So far, Samsung has weathered a string of serious PR disasters very well. The company fought through the “exploding phone” fiasco just as another, deeper, PR problem was beginning. The first family of Samsung was under investigation for corruption. That case was tied to the now-former president of South Korea, Park Geun-hye, also on the hot seat for corruption.
Now, that president has been forced out, and the leader of Samsung, Lee Jae-yong, has been found guilty of corruption and been sentenced to five years in prison for bribery, embezzlement, and perjury.
The case is a classic example of government and business corruption. Lee was suspected of donating money to a slush fund connected with Park, in exchange for government approval of a then-controversial business merger. The merger in question was approved, and someone – actually a lot of people – smelled a rat.
When the news hit the press, headlines exploded on both sides of the Pacific. Was this all much ado about nothing, or did the head of one of the wealthiest and most powerful families on the planet really have the president of South Korea on the payroll? The court said “yes,” at least to a point.
Samsung is still shouting “NO!” Shortly after the verdict, the company released a statement denouncing the decision and insisting Lee will be acquitted on appeal.

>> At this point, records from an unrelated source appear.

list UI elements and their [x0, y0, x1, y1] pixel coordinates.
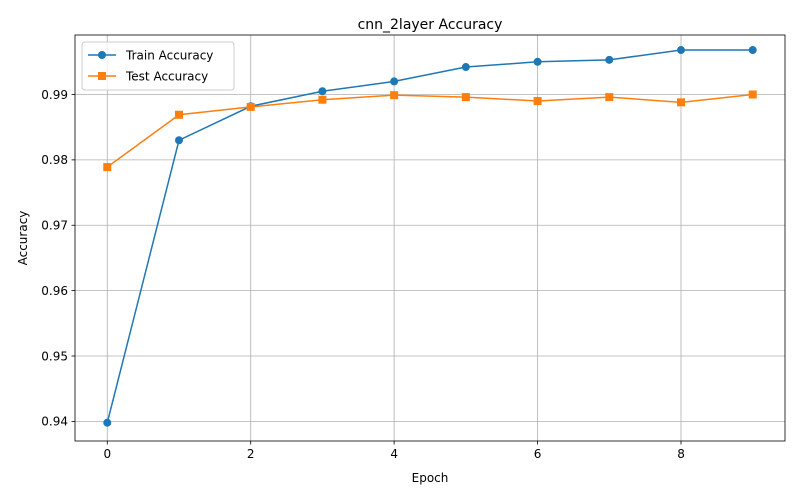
data-point — [533, 97, 542, 106]
y-tick-label: 0.95 — [41, 349, 68, 363]
legend-box — [81, 41, 235, 91]
data-point — [390, 77, 399, 86]
x-axis-label: Epoch — [412, 471, 449, 485]
plot-frame — [74, 34, 786, 442]
data-point — [174, 110, 183, 119]
x-tick-label: 4 — [390, 447, 398, 461]
data-point — [605, 93, 614, 102]
data-point — [461, 93, 470, 102]
grid — [75, 35, 785, 441]
x-tick-label: 0 — [103, 447, 111, 461]
data-point — [748, 90, 757, 99]
data-point — [461, 63, 470, 72]
legend-label: Train Accuracy — [125, 48, 213, 62]
y-axis-label: Accuracy — [16, 211, 30, 266]
x-tick-label: 2 — [247, 447, 255, 461]
y-tick-label: 0.98 — [41, 153, 68, 167]
data-point — [390, 91, 399, 100]
legend-label: Test Accuracy — [125, 69, 208, 83]
chart-title: cnn_2layer Accuracy — [358, 17, 503, 33]
y-tick-label: 0.94 — [41, 415, 68, 429]
axis-ticks: 0 2 4 6 8 0.94 0.95 0.96 0.97 0.98 0.99 — [41, 88, 685, 461]
data-point — [605, 55, 614, 64]
data-point — [103, 163, 112, 172]
series-line — [106, 49, 753, 423]
y-tick-label: 0.97 — [41, 219, 68, 233]
series-test — [103, 90, 757, 172]
data-point — [677, 98, 686, 107]
legend-item: Train Accuracy — [88, 48, 213, 62]
y-tick-label: 0.99 — [41, 88, 68, 102]
x-tick-label: 8 — [677, 447, 685, 461]
legend-marker — [98, 51, 106, 59]
x-tick-label: 6 — [534, 447, 542, 461]
data-point — [246, 102, 255, 111]
series-layer — [103, 46, 757, 427]
legend: Train Accuracy Test Accuracy — [81, 41, 235, 91]
legend-marker — [98, 72, 106, 80]
data-point — [174, 136, 183, 145]
legend-item: Test Accuracy — [88, 69, 208, 83]
y-tick-label: 0.96 — [41, 284, 68, 298]
data-point — [318, 95, 327, 104]
data-point — [103, 418, 112, 427]
data-point — [533, 57, 542, 66]
data-point — [318, 87, 327, 96]
data-point — [677, 46, 686, 55]
data-point — [748, 46, 757, 55]
series-train — [103, 46, 757, 427]
series-line — [106, 93, 753, 168]
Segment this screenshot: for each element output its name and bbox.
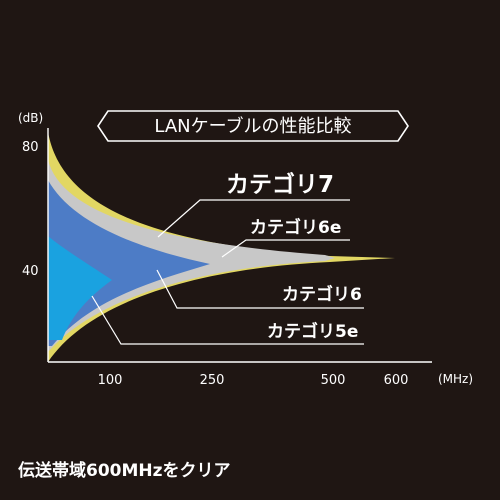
bandwidth-caption: 伝送帯域600MHzをクリア <box>18 461 231 481</box>
x-tick-250: 250 <box>200 373 225 388</box>
label-cat6: カテゴリ6 <box>282 284 362 305</box>
title-frame <box>97 110 409 142</box>
series-cat6-area <box>48 180 210 346</box>
x-tick-100: 100 <box>98 373 123 388</box>
y-tick-40: 40 <box>22 264 39 279</box>
x-tick-500: 500 <box>321 373 346 388</box>
label-cat6e: カテゴリ6e <box>250 217 341 238</box>
y-tick-80: 80 <box>22 140 39 155</box>
y-axis-unit: (dB) <box>18 111 43 125</box>
series-cat6e-area <box>48 160 335 352</box>
x-axis-unit: (MHz) <box>438 372 473 386</box>
performance-chart: LANケーブルの性能比較 (dB) (MHz) 80 40 100 250 50… <box>18 110 473 388</box>
chart-title: LANケーブルの性能比較 <box>154 115 351 137</box>
leader-cat6e <box>221 239 350 258</box>
leader-cat7 <box>157 199 350 238</box>
label-cat7: カテゴリ7 <box>226 171 334 198</box>
label-cat5e: カテゴリ5e <box>267 321 358 342</box>
leader-cat6 <box>156 269 364 309</box>
series-cat5e-area <box>48 236 112 340</box>
x-tick-600: 600 <box>384 373 409 388</box>
leader-cat5e <box>91 295 364 345</box>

So, does this mean Samsung will sell fewer phones? Probably not. If they can make it through exploding phones, dealing with allegations of corruption should be a relative cakewalk as far as selling products is concerned. In fact, Samsung is riding high when it comes to sales. The company has a big win with the Galaxy S8, recently celebrated its best quarter ever, and just edged Apple as the most profitable tech company in the world.
So, on that front, Samsung is doing fine. But there are other considerations. Investors, big businesses, and many nations don’t like dealing with companies that have a stigma of corruption surrounding them. Long-term, if Samsung doesn’t correct its image on this front, there could be issues down the road. A lot of investors are reticent to trust dynastic businesses. Sure, a founder may have the “right stuff,” but that doesn’t mean his grandkids do. They may want different leadership … and this kind of scandal could be the foothold large investors need to force the issue if they choose to do so.
It’s possible all of this will just go away on appeal, but it’s not likely. Sooner or later, Samsung will have to deal with the notion that, at least maybe, their leadership is suspect.